Establecer operaciones industriales de mediano o largo plazo es una decisión que define proyectos. Elegir mal el parque industrial puede costarle caro a cualquier empresa, no importa qué tan sólida sea su operación. En este artículo te comparto los 5 factores clave que debes considerar antes de tomar esa decisión.

1. Ubicación y Conectividad

"Location, location, location"es una de las frases más representativas en bienes raíces, y en el sector industrial no es la excepción. La ubicación es la base sobre la que se construye toda la logística de una operación. Un parque industrial puede contar con la infraestructura más moderna del mercado, pero si está mal ubicado, ese atractivo se diluye rápidamente en costos de transporte, tiempos de entrega y complejidad operativa.

Antes de evaluar cualquier opción, la pregunta más importante no es dónde está el parque, sino cómo está configurada tu operación. ¿Dónde están tus clientes y proveedores? ¿Cuál es tu mercado principal? ¿Qué tan dependiente eres del cruce fronterizo con Estados Unidos? Responder estas preguntas define el radio de búsqueda antes de ver una sola nave.

Con eso claro, la conectividad de la zona toma otro peso. Acceso a carreteras federales, autopistas de cuota y proximidad a puertos fronterizos dejan de ser datos en un brochure y se convierten en variables con impacto directo en tu operación. Un plus que cada vez más empresas valoran es la cercanía a un aeropuerto internacional — para operaciones que manejan componentes de alto valor, muestras o personal técnico extranjero, tenerlo a menos de una hora puede marcar una diferencia real en el día a día.

Finalmente, la conectividad ya no es solo física. La disponibilidad de fibra óptica y telecomunicaciones de calidad es un factor que antes era secundario y hoy puede ser determinante, especialmente para operaciones con altos requerimientos tecnológicos o de manufactura avanzada.

2. Infraestructura del Parque: Lo que no se ve puede detenerte

Una nave industrial atractiva en papel puede convertirse en un cuello de botella operativo si el parque donde se encuentra no cuenta con la infraestructura adecuada. Este es uno de los factores que con mayor frecuencia se revisa superficialmente durante el proceso de selección y que después genera los problemas más costosos.

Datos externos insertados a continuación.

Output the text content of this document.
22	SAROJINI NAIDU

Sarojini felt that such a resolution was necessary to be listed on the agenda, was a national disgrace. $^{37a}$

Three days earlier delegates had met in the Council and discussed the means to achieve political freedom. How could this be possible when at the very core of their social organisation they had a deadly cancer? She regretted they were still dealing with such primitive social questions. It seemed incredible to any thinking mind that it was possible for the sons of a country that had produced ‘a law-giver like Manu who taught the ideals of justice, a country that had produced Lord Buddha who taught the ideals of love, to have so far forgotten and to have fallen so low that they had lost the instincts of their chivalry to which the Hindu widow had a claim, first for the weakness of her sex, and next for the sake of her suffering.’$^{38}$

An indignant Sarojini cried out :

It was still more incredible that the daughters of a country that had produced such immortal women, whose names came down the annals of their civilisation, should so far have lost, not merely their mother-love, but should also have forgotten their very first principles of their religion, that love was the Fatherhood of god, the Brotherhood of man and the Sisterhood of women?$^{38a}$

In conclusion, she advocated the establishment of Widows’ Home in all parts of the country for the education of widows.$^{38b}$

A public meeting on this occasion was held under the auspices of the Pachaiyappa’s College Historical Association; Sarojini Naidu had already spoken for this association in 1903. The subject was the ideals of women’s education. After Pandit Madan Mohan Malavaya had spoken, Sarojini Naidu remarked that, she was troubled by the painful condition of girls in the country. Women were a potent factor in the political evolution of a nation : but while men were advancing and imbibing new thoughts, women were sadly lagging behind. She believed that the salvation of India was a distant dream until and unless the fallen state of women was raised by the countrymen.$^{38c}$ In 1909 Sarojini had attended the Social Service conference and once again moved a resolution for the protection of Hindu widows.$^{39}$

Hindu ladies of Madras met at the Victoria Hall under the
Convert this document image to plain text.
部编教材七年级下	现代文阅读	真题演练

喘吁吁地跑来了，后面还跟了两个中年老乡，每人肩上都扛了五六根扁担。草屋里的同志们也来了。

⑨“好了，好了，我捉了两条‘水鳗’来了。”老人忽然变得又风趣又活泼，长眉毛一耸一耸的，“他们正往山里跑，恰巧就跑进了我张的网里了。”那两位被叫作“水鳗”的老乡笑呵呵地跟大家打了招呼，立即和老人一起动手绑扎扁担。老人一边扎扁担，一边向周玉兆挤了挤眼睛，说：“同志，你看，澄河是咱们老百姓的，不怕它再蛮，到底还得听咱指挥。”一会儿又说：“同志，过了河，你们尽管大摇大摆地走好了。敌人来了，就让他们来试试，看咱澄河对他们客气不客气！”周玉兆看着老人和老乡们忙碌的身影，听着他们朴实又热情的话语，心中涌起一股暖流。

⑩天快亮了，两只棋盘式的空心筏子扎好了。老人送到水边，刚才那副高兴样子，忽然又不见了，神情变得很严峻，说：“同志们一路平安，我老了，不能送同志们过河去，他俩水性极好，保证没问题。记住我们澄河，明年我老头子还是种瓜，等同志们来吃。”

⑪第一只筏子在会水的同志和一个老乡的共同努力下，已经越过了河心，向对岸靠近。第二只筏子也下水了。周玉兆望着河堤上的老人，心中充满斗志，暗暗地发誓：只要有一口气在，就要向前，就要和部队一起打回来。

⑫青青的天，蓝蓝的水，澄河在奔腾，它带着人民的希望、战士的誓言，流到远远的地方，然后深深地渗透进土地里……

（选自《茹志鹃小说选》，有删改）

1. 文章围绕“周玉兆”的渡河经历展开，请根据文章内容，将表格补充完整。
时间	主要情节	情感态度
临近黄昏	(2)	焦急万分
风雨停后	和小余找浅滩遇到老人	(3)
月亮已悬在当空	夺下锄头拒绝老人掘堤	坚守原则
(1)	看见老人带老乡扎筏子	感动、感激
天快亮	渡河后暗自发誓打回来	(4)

El agua y la energía eléctrica son los dos recursos que primero hay que validar. No basta con que el parque tenga acceso a ambos; la pregunta relevante es la capacidad disponible. ¿Cuántos MVA tiene contratados el parque con la CFE? ¿Existe capacidad para crecer? Para operaciones con alta demanda energética, como manufactura de autopartes o centros de datos, este punto puede ser un factor eliminatorio desde el inicio.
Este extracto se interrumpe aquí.